After a while he attempted to lever himself into a sitting position
against the wall, but the effort was too great and he sank back on
the dirty floorboards, half-conscious in the eerie silence.

Eventually he was roused by a strange
banging and cracking noise. Suddenly he was seized by a fit of
coughing and choking which brought him round and he realised that the
boxroom was rapidly filling with smoke which was streaming in around
the door and up between the rotting floorboards. Fighting the pain in
his head and his neck, the Doctor rolled himself over onto his knees
and forced himself up onto his feet. Snatching a handkerchief from
his frock-coat he pressed it over his nose and his mouth, and groped
his way around the walls until he reached the door. Choking and
wheezing from the hot acrid smoke, he struggled with the handle and
then began hammering for all he was worth and croaking as loudly as
he could. 'Help me ... Let me out ... Let me out of here ...

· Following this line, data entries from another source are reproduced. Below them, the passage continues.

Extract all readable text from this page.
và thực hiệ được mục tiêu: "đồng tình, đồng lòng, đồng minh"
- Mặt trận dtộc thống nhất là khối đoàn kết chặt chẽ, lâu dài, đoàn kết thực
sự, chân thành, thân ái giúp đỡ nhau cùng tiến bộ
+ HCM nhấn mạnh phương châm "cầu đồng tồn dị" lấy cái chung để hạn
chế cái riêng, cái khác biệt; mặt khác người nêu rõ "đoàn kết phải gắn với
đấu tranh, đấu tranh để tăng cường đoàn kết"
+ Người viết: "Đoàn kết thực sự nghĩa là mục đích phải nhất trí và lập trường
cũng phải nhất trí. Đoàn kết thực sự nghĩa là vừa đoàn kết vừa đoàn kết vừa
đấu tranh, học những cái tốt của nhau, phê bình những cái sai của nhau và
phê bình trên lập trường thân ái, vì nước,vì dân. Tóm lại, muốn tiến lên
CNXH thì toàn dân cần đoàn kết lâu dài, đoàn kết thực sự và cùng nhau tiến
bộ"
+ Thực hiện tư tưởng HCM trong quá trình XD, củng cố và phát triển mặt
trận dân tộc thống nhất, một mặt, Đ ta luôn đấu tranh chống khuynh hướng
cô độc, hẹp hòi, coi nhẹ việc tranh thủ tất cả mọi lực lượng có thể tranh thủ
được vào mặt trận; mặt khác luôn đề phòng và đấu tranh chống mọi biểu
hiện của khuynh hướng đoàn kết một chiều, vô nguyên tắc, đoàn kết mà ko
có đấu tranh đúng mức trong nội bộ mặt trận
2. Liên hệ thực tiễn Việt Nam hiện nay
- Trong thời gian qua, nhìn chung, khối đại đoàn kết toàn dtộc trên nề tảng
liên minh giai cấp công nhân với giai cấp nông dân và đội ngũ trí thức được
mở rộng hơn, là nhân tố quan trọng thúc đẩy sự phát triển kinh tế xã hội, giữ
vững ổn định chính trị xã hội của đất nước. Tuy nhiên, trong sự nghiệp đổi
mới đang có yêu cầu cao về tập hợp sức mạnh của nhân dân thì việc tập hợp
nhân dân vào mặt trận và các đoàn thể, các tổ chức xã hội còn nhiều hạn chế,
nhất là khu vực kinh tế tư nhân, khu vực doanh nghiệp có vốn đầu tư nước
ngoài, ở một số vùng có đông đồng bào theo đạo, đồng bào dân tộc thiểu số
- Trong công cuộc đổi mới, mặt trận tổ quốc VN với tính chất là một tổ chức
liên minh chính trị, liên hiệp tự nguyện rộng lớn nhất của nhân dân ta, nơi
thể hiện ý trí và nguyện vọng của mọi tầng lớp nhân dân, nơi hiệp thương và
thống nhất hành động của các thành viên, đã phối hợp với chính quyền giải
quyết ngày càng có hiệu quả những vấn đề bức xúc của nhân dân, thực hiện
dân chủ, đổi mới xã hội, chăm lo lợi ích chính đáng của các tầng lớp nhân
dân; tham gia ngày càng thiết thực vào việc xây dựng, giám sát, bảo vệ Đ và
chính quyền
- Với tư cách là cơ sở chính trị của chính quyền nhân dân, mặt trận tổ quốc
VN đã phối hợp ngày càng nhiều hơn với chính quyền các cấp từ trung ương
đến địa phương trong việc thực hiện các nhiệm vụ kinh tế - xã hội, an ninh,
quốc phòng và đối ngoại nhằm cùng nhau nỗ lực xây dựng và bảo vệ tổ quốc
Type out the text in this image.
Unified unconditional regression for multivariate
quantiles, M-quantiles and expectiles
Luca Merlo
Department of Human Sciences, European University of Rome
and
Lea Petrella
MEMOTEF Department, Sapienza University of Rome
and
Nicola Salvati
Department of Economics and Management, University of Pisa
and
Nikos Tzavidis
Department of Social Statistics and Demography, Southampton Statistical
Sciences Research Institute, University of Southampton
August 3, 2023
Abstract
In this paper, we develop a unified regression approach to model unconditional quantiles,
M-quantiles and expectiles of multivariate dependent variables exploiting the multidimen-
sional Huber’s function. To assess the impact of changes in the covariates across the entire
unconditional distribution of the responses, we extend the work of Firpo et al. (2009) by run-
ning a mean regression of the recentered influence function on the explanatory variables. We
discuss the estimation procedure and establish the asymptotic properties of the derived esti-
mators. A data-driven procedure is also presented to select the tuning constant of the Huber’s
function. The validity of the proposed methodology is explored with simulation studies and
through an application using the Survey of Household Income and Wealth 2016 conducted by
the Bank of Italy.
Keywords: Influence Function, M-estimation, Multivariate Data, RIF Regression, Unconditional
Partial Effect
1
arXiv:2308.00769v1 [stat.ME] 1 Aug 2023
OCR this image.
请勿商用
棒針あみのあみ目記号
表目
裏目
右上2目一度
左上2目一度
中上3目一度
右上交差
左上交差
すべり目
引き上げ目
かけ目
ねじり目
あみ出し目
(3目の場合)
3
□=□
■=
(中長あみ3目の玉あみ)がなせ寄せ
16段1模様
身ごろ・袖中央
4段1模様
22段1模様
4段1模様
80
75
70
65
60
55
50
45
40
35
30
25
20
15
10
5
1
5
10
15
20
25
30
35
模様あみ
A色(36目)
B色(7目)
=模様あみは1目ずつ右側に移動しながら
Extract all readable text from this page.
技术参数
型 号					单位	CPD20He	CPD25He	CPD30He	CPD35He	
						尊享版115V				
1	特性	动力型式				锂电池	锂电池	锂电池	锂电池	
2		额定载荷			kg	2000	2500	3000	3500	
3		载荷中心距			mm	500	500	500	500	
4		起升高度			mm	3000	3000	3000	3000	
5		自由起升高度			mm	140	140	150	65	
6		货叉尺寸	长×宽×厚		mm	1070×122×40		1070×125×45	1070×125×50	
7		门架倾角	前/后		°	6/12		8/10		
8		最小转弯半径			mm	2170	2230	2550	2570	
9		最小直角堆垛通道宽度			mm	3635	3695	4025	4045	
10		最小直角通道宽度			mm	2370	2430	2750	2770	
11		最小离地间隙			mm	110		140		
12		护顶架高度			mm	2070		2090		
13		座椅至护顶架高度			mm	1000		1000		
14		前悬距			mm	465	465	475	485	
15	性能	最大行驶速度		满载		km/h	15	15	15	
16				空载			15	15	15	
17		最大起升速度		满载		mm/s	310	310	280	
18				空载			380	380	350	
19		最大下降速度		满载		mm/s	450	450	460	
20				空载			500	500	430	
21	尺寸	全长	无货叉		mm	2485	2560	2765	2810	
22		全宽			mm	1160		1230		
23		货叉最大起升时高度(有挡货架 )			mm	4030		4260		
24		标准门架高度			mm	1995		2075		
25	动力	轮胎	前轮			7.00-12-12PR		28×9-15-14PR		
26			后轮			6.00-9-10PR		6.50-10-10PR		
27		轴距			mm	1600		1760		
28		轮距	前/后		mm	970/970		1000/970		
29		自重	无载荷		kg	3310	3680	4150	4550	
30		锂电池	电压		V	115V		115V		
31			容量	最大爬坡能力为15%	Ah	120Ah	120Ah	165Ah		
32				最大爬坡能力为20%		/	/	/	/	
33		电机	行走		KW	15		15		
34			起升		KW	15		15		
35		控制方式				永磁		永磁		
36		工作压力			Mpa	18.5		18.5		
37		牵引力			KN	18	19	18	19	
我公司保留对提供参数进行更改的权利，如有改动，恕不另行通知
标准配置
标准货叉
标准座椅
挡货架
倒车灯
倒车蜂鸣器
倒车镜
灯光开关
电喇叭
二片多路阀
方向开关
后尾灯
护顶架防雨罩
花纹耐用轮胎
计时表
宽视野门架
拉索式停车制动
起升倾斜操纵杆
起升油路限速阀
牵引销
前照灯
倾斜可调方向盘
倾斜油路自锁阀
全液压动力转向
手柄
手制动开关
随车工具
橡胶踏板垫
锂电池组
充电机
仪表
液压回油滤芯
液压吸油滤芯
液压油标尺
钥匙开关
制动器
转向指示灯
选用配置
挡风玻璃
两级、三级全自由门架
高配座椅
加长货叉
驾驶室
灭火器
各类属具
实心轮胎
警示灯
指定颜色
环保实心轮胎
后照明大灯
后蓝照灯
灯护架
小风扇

But the relentless smoke seared his
lungs and stung his watering eyes. He could feel the tremendous heat
from the raging inferno all around him and the noise of the flames
and the collapsing roof was deafening. Gradually he sank to the
floor, desperately fighting to draw a little breath through the
handkerchief and still hammering with one feeble fist on the walls
and the floor in the vain hope that somehow somebody, somewhere,
would find him and drag him to safety. But in no time at all the
toxic smoke overwhelmed him. His fist knocked feebly on the floor for
a few more seconds and then lay still ...

3 Prisoners Of The People

The three prisoners and their
ill-disciplined escort arrived at the Conciergerie in Paris at first
light next morning. The atmosphere in the French capital was even
more oppressive than it had been in the countryside. The weather was
stiflingly hot and close and there was an air of menace and suspicion
everywhere, as if nobody dared trust anybody else. People hurried
about the narrow back streets with lowered eyes as though afraid to
meet the gaze of others for fear of provoking some unfounded
accusation concerning their loyalty to the Revolution. Soldiers of
the citizens' militia -the Garde Nationale - were everywhere, and so
were small bands of sans-culottes armed with muskets and dressed in
their long trousers, baggy shirts and tall floppy hats turned over at
the top like nightcaps with tricolour rosettes. The sans-culottes
women also wore swords nonchalantly stuck in their belts as they
clattered noisily across the cobbles in their wooden clogs.